Senate Minority Leader Mitch McConnell yesterday, on the possibility (brought up by House Minority Leader John Boehner on Sunday) of giving up on extending the Bush tax cuts for the wealthiest Americans:
We can’t let the people who’ve been hit hardest by this recession and who we need to create the jobs that will get us out of it foot the bill for the Democrats’ two-year adventure in expanded government.
So deep in his heart, McConnell knows that those who have been hit hardest by the recession are not the ones who lost their homes, not the ones who lost their jobs and can’t get new ones, not the ones who can’t feed their families, but the wealthiest among us?
Presumably, then, the hardest hit of the hardest hit would have to be the “the richest 120,000 people in the country.” These are the richest 0.1% of Americans.

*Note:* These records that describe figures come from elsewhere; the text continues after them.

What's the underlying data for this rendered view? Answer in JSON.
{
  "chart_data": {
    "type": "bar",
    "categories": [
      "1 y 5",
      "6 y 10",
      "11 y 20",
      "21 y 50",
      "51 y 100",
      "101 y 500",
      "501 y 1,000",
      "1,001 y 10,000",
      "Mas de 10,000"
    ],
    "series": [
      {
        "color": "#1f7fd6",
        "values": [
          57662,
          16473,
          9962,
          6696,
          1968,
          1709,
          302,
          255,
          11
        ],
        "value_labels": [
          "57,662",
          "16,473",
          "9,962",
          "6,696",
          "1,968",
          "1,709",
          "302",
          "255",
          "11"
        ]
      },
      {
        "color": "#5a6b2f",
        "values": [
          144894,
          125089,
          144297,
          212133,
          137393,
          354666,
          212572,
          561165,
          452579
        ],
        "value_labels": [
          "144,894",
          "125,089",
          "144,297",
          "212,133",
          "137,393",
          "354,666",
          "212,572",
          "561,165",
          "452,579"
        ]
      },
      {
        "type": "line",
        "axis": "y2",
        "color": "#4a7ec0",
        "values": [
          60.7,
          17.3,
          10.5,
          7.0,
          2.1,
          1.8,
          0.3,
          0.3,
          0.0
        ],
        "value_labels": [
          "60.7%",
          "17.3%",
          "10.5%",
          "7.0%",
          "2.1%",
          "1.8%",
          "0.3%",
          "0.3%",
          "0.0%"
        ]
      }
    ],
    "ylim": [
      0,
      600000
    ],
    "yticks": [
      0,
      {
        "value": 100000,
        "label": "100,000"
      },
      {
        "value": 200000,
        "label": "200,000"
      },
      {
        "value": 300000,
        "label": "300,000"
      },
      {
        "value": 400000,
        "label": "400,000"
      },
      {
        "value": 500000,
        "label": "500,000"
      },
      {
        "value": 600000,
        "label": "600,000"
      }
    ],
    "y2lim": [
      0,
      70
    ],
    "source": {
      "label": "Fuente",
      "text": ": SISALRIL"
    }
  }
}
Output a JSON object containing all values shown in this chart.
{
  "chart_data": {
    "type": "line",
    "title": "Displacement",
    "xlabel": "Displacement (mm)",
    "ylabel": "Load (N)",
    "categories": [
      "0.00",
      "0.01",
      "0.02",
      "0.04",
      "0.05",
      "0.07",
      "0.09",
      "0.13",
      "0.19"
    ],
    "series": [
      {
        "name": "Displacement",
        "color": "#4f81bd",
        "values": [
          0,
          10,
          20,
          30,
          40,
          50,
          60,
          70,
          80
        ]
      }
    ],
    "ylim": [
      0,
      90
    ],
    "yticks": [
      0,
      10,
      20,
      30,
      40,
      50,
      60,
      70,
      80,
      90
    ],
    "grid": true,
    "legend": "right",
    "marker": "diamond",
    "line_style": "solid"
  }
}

The poorest members of this group “have annual incomes of more than $2 million, and the average member makes more than $7 million a year”.
These are the people to whom McConnell
wants to give wants us to give a cool $300,000 each year. Because of how much they are hurting right now. And how stoically they bear that hurt.
But at least the world is back to normal. That is to say, Republicans have en masse rejected Boehner’s temporary flash of sanity.
In fact, James Oliphant and Don Lee of The Chicago Tribune are even claiming that:
By the end of the day Monday, Boehner issued a statement dropping his earlier suggestion and saying he too would fight higher taxes affecting any bracket.
Don’t see that anywhere else, though. And Oliphant and Lee offer no quotes from this alleged statement or any other details.